The boy that never loves me back
chapter 1
The First Time I Saw Him
The classroom was louder that day than it had ever been before.
Chairs scraped against the floor, books were opened halfway, and whispered gossip moved from mouth to mouth like wildfire. But somehow, in the middle of all that noise, the silence around him felt louder than everything else.
He didn’t smile.
He didn’t greet anyone.
He just walked in like he already belonged to a world that didn’t want him.
The teacher paused for a moment—just a small pause—but I noticed it. Even she was surprised.
“Class… we have a new student,” she finally said, adjusting her glasses. “He will be joining us from today.”
He stood near the board, hands in his hoodie pocket, eyes scanning the room like he was looking for something… or trying to avoid something.
Then his eyes stopped.
On me.
I froze.
It wasn’t a long look. Just a second. Maybe less.
But something strange happened in that moment—like the air in my lungs forgot how to leave my body properly.
I quickly looked away, pretending to arrange my books, pretending I didn’t feel anything.
But my heart was already betraying me.
“Sit at the back,” the teacher pointed.
And just like that, he walked past the rows.

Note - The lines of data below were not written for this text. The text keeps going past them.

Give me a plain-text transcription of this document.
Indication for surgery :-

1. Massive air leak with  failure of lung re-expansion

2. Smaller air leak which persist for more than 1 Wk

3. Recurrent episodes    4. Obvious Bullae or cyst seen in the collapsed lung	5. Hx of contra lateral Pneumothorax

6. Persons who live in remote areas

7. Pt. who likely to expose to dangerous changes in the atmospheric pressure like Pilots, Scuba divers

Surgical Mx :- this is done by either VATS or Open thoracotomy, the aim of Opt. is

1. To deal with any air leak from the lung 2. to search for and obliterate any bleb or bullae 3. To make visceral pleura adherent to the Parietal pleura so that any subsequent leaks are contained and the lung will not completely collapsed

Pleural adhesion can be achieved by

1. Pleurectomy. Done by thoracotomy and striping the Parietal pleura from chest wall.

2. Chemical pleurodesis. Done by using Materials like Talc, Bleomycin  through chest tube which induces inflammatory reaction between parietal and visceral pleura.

Each step he took sounded normal to everyone else.
But to me, it felt like something was approaching that I didn’t have a name for yet.
He sat two rows behind me.
Close enough that I could feel his presence.
Far enough that I couldn’t understand him.
The lesson continued. Words on the board. Notes. Instructions. Everything blurred.
Because now I was aware of one thing only—
He was behind me.
And for some reason, that was enough to make my thoughts stop behaving normally.
When the bell finally rang, the classroom exploded back into life.
Laughter. Chairs moving. Bags zipping.
But I stayed still for a second too long.
I don’t know why.
Maybe I was waiting for something.
Maybe I was hoping for something I didn’t understand.
Then I stood up.
That’s when it happened.
My notebook slipped from my hand and fell to the floor.
Before I could bend down—
A hand picked it up.
His hand.
I looked up slowly.
And there he was, standing just behind me.
Closer than before.
His eyes were calm, but distant, like someone who had seen too much for his age.
“You dropped this,” he said.
His voice wasn’t loud.
But it stayed in my head like it had always belonged there.
I took the notebook from him, our fingers barely touching.
“Th-thank you,” I managed to say, hating how weak my voice sounded.
He nodded once.
No smile.
No extra words.
Just silence again.
But this silence… felt different.
He turned to leave.
And that should have been the end of it.
It should have been just a small moment in an ordinary school day.
But as I watched him walk away, something inside me whispered a dangerous thought—
This boy is not ordinary.
And worse…
He is going to change everything.
I sat back down slowly, my fingers still holding the edge of my notebook tighter than necessary.
Outside the window, the sun was bright.
But somehow, the room didn’t feel bright anymore.
It felt like the beginning of something I could never walk away from.
And I didn’t even know his name yet.